Along with closing down its pipe factory in Notting Hill in 1946 Dunhill bought the remaining shares turning Hardcastle into a 100% Dunhill subsidiary. As members of the Hardcastle family continued as executives in the company’s management Hardcastle retained a certain independence.
This ended in 1967. Dunhill merged Hardcastle with Parker (100% Dunhill as well). The new Parker Hardcastle Limited also absorbed the former Masta Patent Pipe Company. Hardcastle’s Forest Road plant was immediately given up and the production of Hardcastle pipes was shifted to Parker’s nearby St. Andrews Road factory – now consequently called Parker-Hardcastle factory.
In fact this put a definite end to Hardcastle as an independent pipe brand and no one other than Edwin Hardcastle, the last of the family executives, spoke frankly and loudly of Hardcastle pipes being degenerated to an inferior Dunhill second. Today Hardcastle pipes use funneled down bowls that are not deemed suitable to bear the Dunhill or even the Parker name as well as obtaining briar from other sources.”
Now that I had a bit of a timeline for the brand it was time to see if I could find information on the various models & grades of Hardcastle pipes before the takeover by Dunhill – a time known as the Family Period. On the Pipedia site they listed that during that time the following models/lines were produced. Straight Grain, Supergrain, Leweard, Nut Bruyere, De Luxe, Royal Windsor Sandhewn, Royal Crown, The Crown, Phito Dental, Old Bruyere, Jack O’London, Dental Briar, Phito, Dental, Dryconomy, Drawel, Phithu, Telebirar, Camden, Lightweight, The Table, Dovetail, Dental, Crescent Extra, Lonsdale, Welard De Luxe . I have marked the Dental Briar in bold in the list above to make it stand out in the list. It was produced during this time. It appears that the Hardcastle was taken over by Dunhill in 1946. At that time, family still retained some control but the brand changed. In 1967 the brand was merged with Parker and became Parker/Hardcastle. With this merger Hardcastle as a distinct brand disappeared and the pipe became a line of seconds for Dunhill.
That information at least gives something of a timeline for my pipe. I know that it was made between the year that Registered Design Number gave of 1949 and the merger date of 1967. That is as close a date as I can ascertain at this time.
It seemed that I had found all I would find out about this pipe for the moment. It was time to work on the pipe itself and do the cleanup and restoration. I took the pipe to my worktable and quickly looked it over to see what I needed to address in this refurb. The bowl had an uneven cake in it – heavy in the middle and light at the top and the bottom of the bowl. The briar had several fills that had fallen out or somehow been dislodged along the way – one on the shank visible in the photo below next to the stem, one on the back side of the bowl and one on the bottom of the bowl. The rim was undamaged and quite clean other than a slight build up of tars and oils. The next series of three photos give a good picture of the state of the pipe when I began the work on it.

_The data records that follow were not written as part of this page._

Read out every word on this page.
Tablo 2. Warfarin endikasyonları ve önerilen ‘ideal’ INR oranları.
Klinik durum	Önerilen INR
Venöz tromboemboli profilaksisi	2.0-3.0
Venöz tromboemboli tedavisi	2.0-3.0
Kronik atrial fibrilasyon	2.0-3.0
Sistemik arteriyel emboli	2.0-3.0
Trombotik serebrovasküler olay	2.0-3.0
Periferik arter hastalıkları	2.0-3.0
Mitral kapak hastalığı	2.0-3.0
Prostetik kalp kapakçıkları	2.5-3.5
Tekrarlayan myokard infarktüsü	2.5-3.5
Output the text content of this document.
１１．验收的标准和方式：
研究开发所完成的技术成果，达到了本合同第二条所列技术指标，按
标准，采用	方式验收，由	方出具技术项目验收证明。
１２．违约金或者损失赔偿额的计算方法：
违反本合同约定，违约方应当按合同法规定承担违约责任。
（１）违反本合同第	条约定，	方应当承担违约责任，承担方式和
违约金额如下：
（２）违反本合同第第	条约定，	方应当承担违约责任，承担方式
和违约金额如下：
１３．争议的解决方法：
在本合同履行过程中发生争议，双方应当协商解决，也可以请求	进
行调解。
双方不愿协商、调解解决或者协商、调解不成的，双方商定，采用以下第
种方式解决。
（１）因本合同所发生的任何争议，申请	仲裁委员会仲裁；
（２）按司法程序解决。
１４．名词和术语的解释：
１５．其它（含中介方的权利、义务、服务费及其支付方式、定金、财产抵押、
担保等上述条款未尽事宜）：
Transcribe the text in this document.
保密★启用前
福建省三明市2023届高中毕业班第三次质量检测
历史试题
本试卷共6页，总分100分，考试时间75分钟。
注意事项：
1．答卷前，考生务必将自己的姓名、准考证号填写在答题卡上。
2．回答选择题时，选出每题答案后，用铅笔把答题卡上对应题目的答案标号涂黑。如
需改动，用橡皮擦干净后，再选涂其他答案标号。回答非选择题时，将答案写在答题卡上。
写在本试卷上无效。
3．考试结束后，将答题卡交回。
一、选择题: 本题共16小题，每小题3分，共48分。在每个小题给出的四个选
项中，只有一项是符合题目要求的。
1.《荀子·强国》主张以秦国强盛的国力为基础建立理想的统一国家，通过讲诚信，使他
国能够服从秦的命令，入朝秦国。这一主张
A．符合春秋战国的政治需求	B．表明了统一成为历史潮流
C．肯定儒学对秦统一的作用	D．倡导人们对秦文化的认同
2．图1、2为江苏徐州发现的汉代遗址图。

I removed the stem and cleaned out the shank and stem with pipe cleaners, cotton swabs and isopropyl alcohol. I scrubbed until they came out clean and unblemished. Then I reamed the bowl and wiped down the inside of the bowl with cotton swabs and alcohol and ran several more pipe cleaners through the shank to remove any carbon dust.
I cleaned out the damaged fills in the briar on the shank, back of the bowl and the bottom of the bowl with a dental pick. I wiped the bowl down with alcohol to clean off the dust and give the glue a clean surface to stick. I then packed briar dust into the crevices and dripped super glue onto the briar dust. I quickly put more briar dust on top of the glue before it dried. I have found that sandwiching the glue between briar dust enables the stain to have a better chance of taking on the patch.
I sanded the patches with 220 grit sandpaper, medium and fine grit sanding sponges and then with 1500-2400 grit micromesh sanding pads to smooth out the patches and blend them into the surface of the bowl.
When I had finished sanding the bowl I wiped it down with acetone to break down the finish and remove the waxes on the bowl to prepare it for restaining. When I do this kind of patches on a bowl I restain the entirety of the bowl rather than trying to match the stain in the spots to the whole.
I stained the bowl with a dark brown aniline stain. I heated the briar, applied the stain, flamed it and repeated the process to get a good solid, even coverage on the briar.
When it dried I wiped it down with a cotton pad and alcohol to lighten the stain and make the grain more visible.
At this point in the process I buffed the bowl and stem with red Tripoli and then White Diamond to even out the stain and make it flow better on the bowl. The briar dust and superglue patches blended in quite well on the bottom and back side of the bowl. The one on the shank was visible but at least it was smooth and dark. With some work on the finish I would be able to get it blend better.
I sanded the bowl with 1500-2400 grit micromesh pads to smooth out the finish and to lighten the stain on the bowl. I was aiming to bring it back as close as possible to the original finish which had red highlights. When I had finished sanding the bowl I gave it a second buff with White Diamond to see where I stood. At this point the work on the bowl was finished and I was pleased with the results. The grain showed clearly and the stain gave a pleasant contrast of dark and light. The patches looked much better and though visible blended in far better with the stain and the grain patterns. The rim and the inner bevel looked excellent.
Now it was time to address the stem. I scrubbed it down with Brebbia Pipe and Mouthpiece Polish. It has a fine grit in the paste and when it is rubbed into the stem works quite well to remove the surface oxidation and buildup. I worked it into the grooves and the dip on the end of the stem with a soft bristle tooth brush. I let it dry for a short time and then rubbed it down with cotton pads. The photos below show the stem after this initial polishing with the Brebbia Polish.
I scrubbed the stem with Meguiar’s Scratch X2.0 and when it dry buffed it off with a cotton pad. I repeated this process several times, scrubbing the grooves and dip on the end of the stem with the same tooth brush. I rubbed the stem down with Obsidian Oil and when dry took it the buffer for another buff with White Diamond. I gave it several coats of carnauba wax, buffing it with a soft flannel buff between coats. I found it very hard to remove some of the oxidation from the channels/grooves on the top and bottom of the stem. Under the flash it is clear that there is still some oxidation at that point. I rubbed it down with another coat of Obsidian Oil being careful to get deep into the edges of the grooves and the dip on the top of the stem.
The finished pipe is shown in the last series of photos below. I am happy with how this old timer turned out. I am so glad I did my research before cutting off the stem and recutting a new button or splicing in a new button. I would have ruined a unique piece of pipe history and lost the opportunity to learn yet another piece of the history of our fascinating hobby. Now instead it is a restored piece that shows the creativity of those seeking to create a more comfortable pipe. Now I have to load a bowl and give it a try.